Fordham University has initiated a liberal arts task force in order to assess the value of a liberal arts education, and the findings of this report are slated to come out later this year.

According to Inside Fordham’s article “Task Force Charged with Defining Liberal Arts Skill Set,” “Fordham has launched an effort to deeply examine liberal arts education and articulate its value for students.

At the request of Rev. Joseph M. McShane, S.J., president of the university, Stephen Freedman, Ph.D., provost of the university, convened the Fordham Task Force on the Future of Liberal Arts Education.”

Eva Badowska, Ph.D., is now acting dean of the Graduate School of Arts and Sciences  and chairs the task force. The task force is “grappling with how to address the liberal arts, given the businesslike language that more people are applying to higher education,” according to Inside Fordham.

The task force is primarily looking at defining a liberal arts education in terms of “soft skills” such as public speaking, writing and critical thinking. It is mainly responding to questions from politicians, including President Obama, about the power of a liberal arts degree in today’s economy.

Some politicians are suggesting that universities should actually charge less for math, science and technology degrees than for humanities degrees. They see STEM degrees as more valuable and marketable. In an economic climate particularly hard on young graduates, the earning potential associated with a degree is becoming more and more important.
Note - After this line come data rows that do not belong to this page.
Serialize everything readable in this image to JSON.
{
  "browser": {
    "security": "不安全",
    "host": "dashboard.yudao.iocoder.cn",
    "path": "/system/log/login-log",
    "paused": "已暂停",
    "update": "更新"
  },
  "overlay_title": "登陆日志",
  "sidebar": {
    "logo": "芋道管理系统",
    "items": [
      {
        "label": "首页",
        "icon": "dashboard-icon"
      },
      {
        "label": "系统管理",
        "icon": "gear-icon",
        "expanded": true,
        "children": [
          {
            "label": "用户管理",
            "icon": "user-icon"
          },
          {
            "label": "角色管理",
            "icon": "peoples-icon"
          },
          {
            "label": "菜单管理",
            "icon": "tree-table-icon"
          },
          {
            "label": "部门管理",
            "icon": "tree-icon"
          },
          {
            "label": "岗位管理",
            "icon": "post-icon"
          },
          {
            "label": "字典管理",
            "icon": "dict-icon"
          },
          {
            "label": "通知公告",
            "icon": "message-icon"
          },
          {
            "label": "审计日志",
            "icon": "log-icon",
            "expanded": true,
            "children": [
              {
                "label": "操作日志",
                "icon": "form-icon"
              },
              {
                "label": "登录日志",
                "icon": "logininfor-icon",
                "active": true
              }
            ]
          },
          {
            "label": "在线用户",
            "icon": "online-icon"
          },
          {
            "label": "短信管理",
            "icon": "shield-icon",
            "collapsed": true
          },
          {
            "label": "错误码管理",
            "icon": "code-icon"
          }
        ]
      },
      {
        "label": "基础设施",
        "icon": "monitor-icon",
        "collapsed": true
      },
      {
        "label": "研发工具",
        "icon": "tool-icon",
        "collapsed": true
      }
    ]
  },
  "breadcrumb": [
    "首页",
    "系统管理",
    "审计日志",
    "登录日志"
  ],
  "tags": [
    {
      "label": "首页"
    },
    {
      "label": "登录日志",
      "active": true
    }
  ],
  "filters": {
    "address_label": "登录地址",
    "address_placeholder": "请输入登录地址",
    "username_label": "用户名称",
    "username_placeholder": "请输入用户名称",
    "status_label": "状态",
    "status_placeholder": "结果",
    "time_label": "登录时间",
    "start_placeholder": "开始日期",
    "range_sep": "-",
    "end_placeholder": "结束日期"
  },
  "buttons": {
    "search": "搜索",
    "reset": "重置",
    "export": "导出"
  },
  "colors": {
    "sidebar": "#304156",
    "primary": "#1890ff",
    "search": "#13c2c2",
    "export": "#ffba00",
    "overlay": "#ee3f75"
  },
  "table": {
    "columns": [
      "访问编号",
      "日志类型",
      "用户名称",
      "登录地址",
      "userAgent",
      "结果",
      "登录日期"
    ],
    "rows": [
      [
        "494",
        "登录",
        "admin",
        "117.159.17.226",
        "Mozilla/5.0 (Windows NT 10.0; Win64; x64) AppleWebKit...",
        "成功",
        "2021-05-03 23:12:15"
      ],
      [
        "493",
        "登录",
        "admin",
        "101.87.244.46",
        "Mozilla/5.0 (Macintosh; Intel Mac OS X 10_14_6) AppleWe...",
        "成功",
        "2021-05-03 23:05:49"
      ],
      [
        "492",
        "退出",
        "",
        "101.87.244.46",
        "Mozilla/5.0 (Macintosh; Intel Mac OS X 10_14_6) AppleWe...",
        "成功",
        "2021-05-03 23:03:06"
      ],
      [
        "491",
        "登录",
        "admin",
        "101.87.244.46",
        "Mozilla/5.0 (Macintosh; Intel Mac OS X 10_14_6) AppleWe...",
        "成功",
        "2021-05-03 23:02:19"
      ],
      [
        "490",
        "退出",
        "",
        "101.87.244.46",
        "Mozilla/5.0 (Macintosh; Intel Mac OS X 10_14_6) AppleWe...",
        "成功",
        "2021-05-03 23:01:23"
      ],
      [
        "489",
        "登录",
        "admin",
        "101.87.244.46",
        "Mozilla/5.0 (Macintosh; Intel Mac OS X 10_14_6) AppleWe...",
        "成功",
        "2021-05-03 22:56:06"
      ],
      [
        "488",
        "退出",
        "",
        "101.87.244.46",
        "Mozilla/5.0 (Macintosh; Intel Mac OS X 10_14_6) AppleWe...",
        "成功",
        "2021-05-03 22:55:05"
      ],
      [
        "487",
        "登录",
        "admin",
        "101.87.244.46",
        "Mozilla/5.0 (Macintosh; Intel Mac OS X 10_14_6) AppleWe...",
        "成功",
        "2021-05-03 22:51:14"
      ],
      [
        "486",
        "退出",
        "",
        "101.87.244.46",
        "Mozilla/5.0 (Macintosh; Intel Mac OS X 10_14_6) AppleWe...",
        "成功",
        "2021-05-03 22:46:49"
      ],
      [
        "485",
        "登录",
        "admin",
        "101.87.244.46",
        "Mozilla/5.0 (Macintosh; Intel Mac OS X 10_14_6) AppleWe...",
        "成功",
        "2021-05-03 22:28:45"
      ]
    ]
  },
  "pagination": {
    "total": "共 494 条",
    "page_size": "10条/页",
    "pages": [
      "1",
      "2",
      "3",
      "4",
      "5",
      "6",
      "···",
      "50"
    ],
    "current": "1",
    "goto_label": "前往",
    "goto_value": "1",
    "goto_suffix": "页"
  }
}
What does this mean for students? Sophomores are getting to the point in the year when they need to think about declaring a major; should they choose majors associated with high post-graduate salaries? The majority of this editorial board consists of declared humanities majors. We do not know what Fordham’s task force on the subject is going to say, but we clearly see the value of our degrees. Yes, we have developed “soft skills” like critical thinking and writing, but we find the conversation the task force wants to engage in a little ridiculous.
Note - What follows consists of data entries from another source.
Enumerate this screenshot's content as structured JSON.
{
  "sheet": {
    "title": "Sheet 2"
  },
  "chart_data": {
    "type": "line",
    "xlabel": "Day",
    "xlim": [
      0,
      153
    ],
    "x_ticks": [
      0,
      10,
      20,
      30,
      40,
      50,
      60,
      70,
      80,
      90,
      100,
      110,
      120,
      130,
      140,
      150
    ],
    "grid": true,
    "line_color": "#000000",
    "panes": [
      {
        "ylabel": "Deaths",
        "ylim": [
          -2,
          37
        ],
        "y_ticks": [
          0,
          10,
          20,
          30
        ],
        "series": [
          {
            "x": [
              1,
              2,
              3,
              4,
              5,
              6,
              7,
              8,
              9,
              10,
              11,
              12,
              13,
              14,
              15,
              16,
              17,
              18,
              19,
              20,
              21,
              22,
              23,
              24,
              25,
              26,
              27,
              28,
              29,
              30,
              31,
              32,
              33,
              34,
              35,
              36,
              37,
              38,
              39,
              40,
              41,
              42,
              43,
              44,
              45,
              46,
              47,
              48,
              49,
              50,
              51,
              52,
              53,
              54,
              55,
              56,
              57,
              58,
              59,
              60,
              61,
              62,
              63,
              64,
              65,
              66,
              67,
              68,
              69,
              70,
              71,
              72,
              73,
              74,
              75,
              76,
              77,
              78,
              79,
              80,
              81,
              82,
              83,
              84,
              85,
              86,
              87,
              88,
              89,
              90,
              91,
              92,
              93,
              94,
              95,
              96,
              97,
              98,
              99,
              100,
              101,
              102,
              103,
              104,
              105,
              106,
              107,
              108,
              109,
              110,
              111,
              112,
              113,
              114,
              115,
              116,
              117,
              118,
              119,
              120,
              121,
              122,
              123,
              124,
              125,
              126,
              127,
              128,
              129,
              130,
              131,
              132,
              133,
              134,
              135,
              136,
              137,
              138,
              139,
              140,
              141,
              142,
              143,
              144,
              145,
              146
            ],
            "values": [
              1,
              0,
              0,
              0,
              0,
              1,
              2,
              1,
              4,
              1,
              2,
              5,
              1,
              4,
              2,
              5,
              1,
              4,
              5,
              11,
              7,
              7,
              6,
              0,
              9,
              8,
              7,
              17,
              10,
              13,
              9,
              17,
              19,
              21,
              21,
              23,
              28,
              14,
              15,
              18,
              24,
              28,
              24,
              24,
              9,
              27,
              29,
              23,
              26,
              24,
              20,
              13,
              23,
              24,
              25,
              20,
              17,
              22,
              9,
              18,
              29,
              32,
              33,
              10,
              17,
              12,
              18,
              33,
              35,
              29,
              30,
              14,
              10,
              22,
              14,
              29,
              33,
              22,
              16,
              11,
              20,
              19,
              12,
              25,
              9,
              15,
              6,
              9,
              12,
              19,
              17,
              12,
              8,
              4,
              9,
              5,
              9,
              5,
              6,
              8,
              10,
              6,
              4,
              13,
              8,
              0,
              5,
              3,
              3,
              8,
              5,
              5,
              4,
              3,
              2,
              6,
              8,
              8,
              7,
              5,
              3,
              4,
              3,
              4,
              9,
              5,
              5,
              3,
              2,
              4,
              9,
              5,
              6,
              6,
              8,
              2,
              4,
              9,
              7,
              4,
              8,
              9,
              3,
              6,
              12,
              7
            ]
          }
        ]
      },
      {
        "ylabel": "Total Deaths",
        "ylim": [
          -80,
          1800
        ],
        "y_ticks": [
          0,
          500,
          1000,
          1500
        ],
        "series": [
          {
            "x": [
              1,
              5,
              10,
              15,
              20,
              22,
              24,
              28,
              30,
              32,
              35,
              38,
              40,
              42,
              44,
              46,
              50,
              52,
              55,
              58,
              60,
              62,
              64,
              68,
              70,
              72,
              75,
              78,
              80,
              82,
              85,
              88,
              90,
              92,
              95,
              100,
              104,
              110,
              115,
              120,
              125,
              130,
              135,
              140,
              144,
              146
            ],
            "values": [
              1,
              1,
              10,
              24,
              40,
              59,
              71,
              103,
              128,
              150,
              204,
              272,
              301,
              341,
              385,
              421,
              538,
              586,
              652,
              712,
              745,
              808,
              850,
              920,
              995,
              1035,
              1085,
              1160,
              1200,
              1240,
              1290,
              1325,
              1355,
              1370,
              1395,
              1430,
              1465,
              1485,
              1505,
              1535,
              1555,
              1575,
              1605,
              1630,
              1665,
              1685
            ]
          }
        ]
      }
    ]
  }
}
It should be obvious that a liberal arts major develops marketable skills. By creating a task force to defend the liberal arts, Fordham is giving credence to all of these politicians (the vast majority liberal arts majors themselves) who are saying that anything but a STEM degree is self-indulgent.

Our degrees have value.

We are interested in our respective disciplines, and not everyone can be a plumber or a computer programmer.

Higher education certainly has its issues, and the price of a liberal arts degree, or any degree for that matter, is out of control. However, that does not mean that the world does not need philosophy majors, history majors or English majors.
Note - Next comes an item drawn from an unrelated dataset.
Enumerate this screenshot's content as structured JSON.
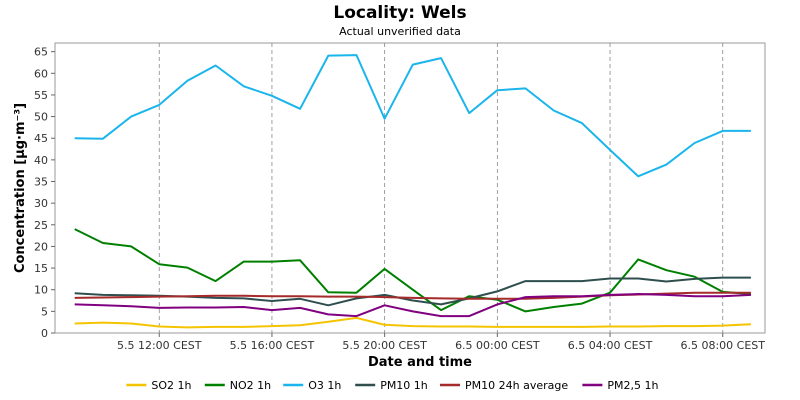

After all, the study of such humanities is what the ancient societies focused on and held most dear and through which they created the ideals that contemporary society has been founded on.

As an intellectual community, let’s stop defending what we do and just do it. We know what we do has value; we do not need to label “soft skills” like reading and writing to know that we contribute to society.

To the next generation of students currently earning their liberal arts degrees: remember that the skills you are learning now do have value. Let’s end this conversation.